German torture controversy

The Guardian reports on a controversy in Germany over whether evidence extracted under torture should be admissible in court. The article recounts an instance in which the threat of torture was used to force a kidnapping suspect to speak.


One morning last October, for example, [Frankfurt police deputy commissioner] Wolfgang Daschner, deputy commissioner of the Frankfurt police, found himself with an agonising dilemma.

His officers had arrested a man whom they were convinced was
responsible for the kidnapping of 11-year-old Jakob von Metzler, son
of a rich Frankfurt banker.

For seven hours interrogators tried every trick in the book to get
Magnus Gafgen to tell them where he was keeping the boy.

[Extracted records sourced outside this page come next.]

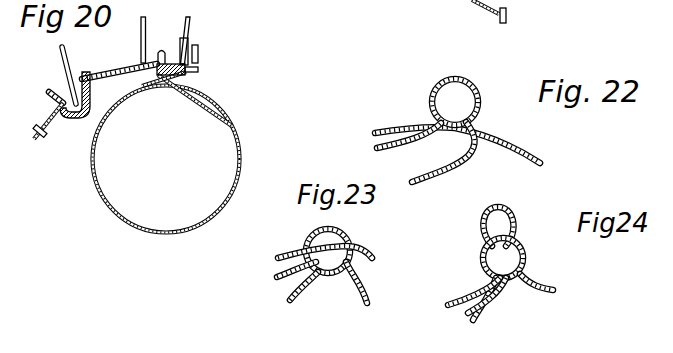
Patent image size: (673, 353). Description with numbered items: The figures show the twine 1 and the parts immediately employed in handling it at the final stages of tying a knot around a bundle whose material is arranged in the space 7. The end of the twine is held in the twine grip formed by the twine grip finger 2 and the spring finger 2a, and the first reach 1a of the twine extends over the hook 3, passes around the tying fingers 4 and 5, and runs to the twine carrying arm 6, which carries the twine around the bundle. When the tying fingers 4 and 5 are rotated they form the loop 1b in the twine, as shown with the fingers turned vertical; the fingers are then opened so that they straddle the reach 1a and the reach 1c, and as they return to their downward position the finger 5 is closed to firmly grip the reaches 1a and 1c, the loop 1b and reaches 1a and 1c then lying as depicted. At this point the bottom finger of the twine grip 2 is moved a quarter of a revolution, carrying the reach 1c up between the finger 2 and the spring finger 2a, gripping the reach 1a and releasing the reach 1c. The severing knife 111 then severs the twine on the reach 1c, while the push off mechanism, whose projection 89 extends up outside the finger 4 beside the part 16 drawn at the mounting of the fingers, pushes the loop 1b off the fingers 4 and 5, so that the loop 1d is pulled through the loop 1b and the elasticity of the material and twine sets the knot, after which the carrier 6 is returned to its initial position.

In FIG. 20, the twine 1 is at (241, 147).
In FIG. 20, the first reach of the twine 1a is at (116, 66).
In FIG. 22, the first reach of the twine 1a is at (400, 129).
In FIG. 23, the first reach of the twine 1a is at (293, 248).
In FIG. 24, the first reach of the twine 1a is at (477, 311).
In FIG. 22, the loop 1b is at (480, 95).
In FIG. 23, the loop 1b is at (350, 237).
In FIG. 24, the loop 1b is at (527, 256).
In FIG. 20, the reach of the twine 1c is at (101, 86).
In FIG. 22, the reach of the twine 1c is at (408, 150).
In FIG. 23, the reach of the twine 1c is at (360, 259).
In FIG. 24, the reach of the twine 1c is at (483, 307).
In FIG. 24, the loop 1d is at (515, 215).
In FIG. 20, the twine grip finger 2 is at (63, 82).
In FIG. 20, the spring finger 2a is at (66, 62).
In FIG. 20, the hook 3 is at (166, 41).
In FIG. 20, the tying finger 4 is at (195, 45).
In FIG. 20, the tying finger 5 is at (190, 25).
In FIG. 20, the twine carrying arm 6 is at (36, 141).
In FIG. 22, the twine carrying arm 6 is at (512, 16).
In FIG. 20, the space 7 is at (166, 159).
In FIG. 20, the block 16 is at (196, 68).
In FIG. 20, the projection of the push off finger 89 is at (199, 53).
In FIG. 20, the severing knife 111 is at (146, 28).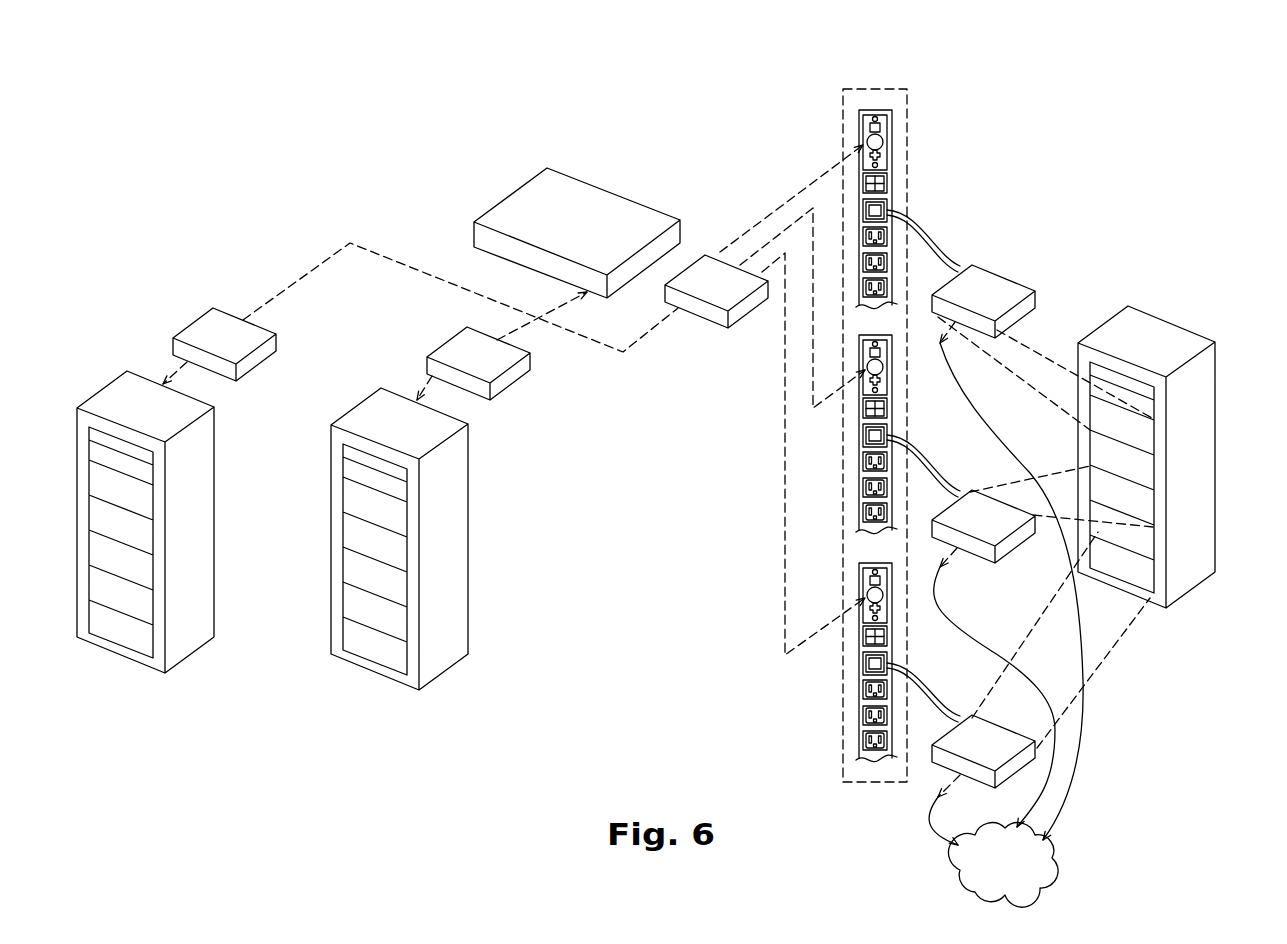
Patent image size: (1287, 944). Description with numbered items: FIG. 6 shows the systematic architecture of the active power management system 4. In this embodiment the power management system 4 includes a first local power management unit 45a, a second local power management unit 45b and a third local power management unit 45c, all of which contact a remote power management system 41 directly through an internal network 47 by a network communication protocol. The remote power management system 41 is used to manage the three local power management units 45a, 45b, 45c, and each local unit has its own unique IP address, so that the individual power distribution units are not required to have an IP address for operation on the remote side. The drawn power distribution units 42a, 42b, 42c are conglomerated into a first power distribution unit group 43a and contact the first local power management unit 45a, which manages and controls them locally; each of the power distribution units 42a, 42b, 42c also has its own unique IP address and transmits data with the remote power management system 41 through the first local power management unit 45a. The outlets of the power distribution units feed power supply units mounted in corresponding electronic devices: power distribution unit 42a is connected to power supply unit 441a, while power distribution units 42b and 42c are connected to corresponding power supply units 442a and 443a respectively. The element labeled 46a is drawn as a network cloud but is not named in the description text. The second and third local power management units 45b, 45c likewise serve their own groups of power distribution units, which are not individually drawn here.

Unknown to them, Jakob had already been murdered. But, as Gafgen sent
the police off to search one false location after another, the fear
grew that the boy’s life might be slipping away in some hide-out.

Mr Daschner decided that the time had come for a radical, but illegal,
step. He instructed his subordinates to try to extract information “by
means of the infliction of pain, under medical supervision and
subject to prior warning”.

The warning alone proved enough. A terrified Gafgen told them where
the boy was and confessed to the crime.

He has since said that a police officer told him a specialist was
being flown to Frankfurt who could “inflict on me pain of the sort I
had never before experienced”. The officer allegedly also told him
two big men were waiting in his cell to rape him.

– Guardian, Germany racked by torture controversy.